Joel Davidow

Document Type



Antitrust issues have become one of the main concern of the world economy community and the United Nations. For many years, the United Nations Conference on Trade and Development has multiplied the meetings to discuss the relationship between transnational enterprises and international investment and has engaged in reflections on methods to avoid a decline in international investment. However, these meetings failed to resolve the fundamental issue of the impact of international antitrust principles on restrictive arrangements between a foreign parent corporation and its local subsidiary, particularly where that subsidiary is in a developing country. If applied, multinational enterprises would be significantly deterred from creating and improving foreign subsidiaries because of rules denying them control of the buying and selling policies of such subsidiaries.

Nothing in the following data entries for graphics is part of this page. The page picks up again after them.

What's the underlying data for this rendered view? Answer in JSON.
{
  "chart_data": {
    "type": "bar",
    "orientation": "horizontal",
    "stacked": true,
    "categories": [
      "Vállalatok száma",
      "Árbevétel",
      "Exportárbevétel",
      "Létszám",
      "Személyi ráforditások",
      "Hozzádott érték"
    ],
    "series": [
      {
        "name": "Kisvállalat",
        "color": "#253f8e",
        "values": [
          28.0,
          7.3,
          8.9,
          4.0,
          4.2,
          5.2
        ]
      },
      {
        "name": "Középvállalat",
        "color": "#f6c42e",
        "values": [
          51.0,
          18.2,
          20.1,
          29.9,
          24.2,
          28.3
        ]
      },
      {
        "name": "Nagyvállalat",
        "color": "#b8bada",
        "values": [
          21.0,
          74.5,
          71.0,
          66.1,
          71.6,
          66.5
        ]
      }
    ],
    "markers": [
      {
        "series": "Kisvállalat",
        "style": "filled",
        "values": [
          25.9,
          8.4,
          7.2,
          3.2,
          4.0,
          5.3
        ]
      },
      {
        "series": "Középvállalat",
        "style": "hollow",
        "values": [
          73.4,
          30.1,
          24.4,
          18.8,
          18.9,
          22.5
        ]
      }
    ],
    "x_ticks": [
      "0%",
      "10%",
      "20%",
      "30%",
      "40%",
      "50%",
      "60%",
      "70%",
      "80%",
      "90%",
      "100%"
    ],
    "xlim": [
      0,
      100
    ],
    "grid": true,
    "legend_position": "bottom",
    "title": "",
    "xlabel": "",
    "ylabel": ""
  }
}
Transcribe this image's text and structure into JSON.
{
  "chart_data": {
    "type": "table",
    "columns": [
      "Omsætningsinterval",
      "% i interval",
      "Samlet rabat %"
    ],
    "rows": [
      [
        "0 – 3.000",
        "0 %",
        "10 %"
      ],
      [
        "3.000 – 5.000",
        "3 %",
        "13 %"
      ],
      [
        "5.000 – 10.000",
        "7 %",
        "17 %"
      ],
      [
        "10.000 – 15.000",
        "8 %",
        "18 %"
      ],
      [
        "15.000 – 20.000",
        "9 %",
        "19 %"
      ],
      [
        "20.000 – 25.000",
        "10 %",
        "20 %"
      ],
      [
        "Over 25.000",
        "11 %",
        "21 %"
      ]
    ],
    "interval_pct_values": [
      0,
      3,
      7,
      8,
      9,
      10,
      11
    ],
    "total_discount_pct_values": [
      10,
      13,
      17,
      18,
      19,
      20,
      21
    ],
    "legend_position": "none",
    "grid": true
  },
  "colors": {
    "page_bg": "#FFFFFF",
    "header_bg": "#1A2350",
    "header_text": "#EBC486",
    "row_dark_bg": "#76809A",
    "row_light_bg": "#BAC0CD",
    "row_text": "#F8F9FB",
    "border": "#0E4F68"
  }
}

The purpose of this paper is to examine the market power of a multinational corporation in the relevant markets, the degree of independence of the subsidiary, the purpose of the restraint and the relationship between the scope and duration of the restraint and any legitimate purposes for it. This article explores two essential antitrust liability decisions of the Supreme Court of the United States aimed at enforcing the policy of American antitrust agencies in refraining them from challenging arrangements between closely affiliated firms, except in special circumstance. In addition, the author analyzed the basis of the Antitrust Guide for International Operations issued in 1977 by the Justice Department and its impact on the activities of a multinational corporation.

The proposed approach set out in this paper calls for rules against restrictions on subsidiaries to deal only with basically commercial decisions, such as what the subsidiary should manufacture, where it should be located, and how it should be managed. Nevertheless, this article found that intra-corporate restrictions should be treated at the international level, not as never being a restrictive business practice or always being a restrictive business practice, but in terms of the rule-of-reason analysis developed in United States cases which analysis is closely approximated by the Common Market treatment of similar practices.